The health of a physiologic network is manifest by the width of the multifractal spectrum of the time series generated by that network. Experiments include but are not limited to CBF, HRV, BRV and SRV, which also show that pathologies in each of the underlying networks narrow the approprate multifractal spectrum.

The empirical evidence supports the interpretion that physiologiv time series are described by fractal stochastic networks. Moreover, the fractal nature of these time series is not constant but often changes with the vagaries of the interactions of one network with another, since other networks are the environment in a network of networks. In addition, there is the SOTC produced by a network’s internal dynamics. Consequently, physiologic phenomena are nearly always multifractal and the multifractal spectral width is a measure of the state of health of that network.

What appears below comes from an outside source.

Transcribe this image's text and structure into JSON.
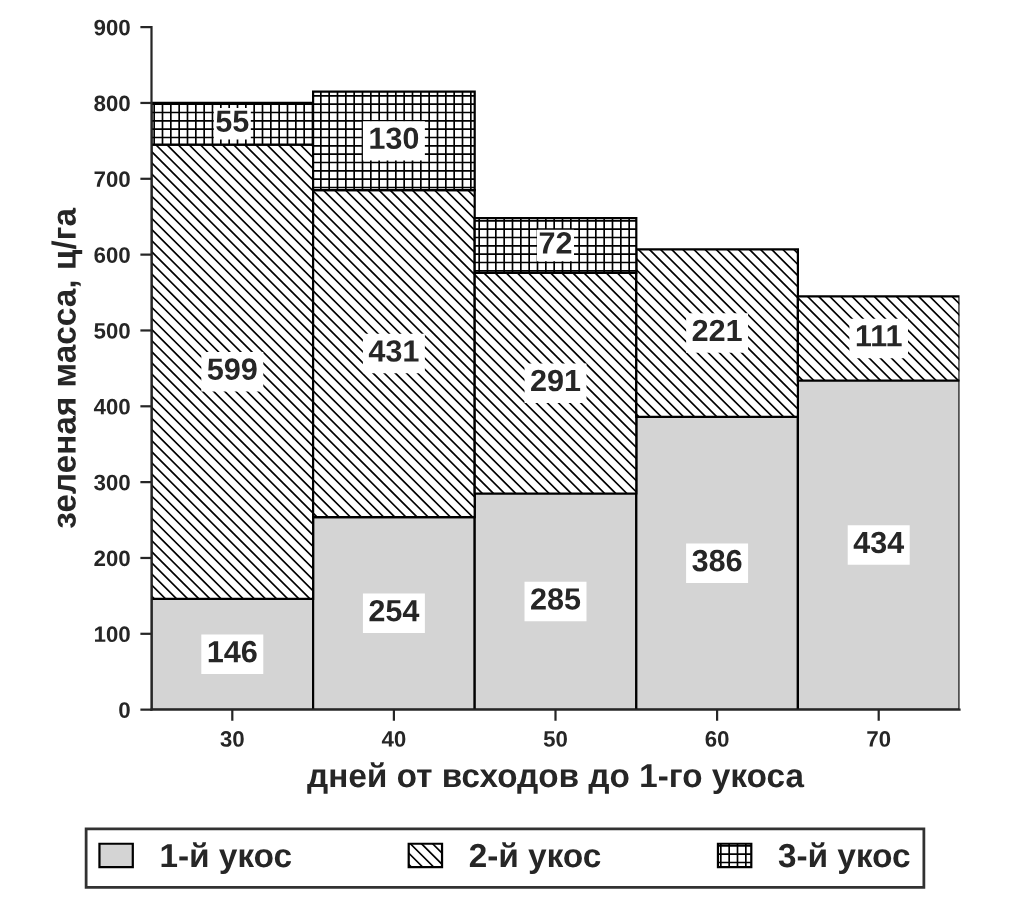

A remarkable aspect of multifractality is that it is not just a consequence of the critical dynamics of complex networks, inwhich SOTC would be a reasonable driver for such behavior. The three-body problem and its subsequent generalization to chaos theory along with the limited predictability of non-linear dynamics systems hold the key to deciphering the information contained in physiologic time series. Nature uses multifractality to adapt to the breakdown of classical dynamics into chaos, resulting in fractal trajectories to go a step beyond what Taleb called ’antifragile’ behavior [152]. The antifragility concept articulates how things gain from disorder rather than being weakened by it. The enhanced uncertainty that antifragility promotes in order to become stronger in the face of disruption and adversity, whether internally or externally produced, is precisely what is measured by the width of the multifractal spectrum.

The degree of flexibility required to attain and maintain health is part of the stochastic control process that for generations was interpreted as random noise in physiologic time series. It seems to the author that rather than being $1/f$ noise, the multifractality character of physiologic time series is nature’s real-time prescription for how to adapt and survive.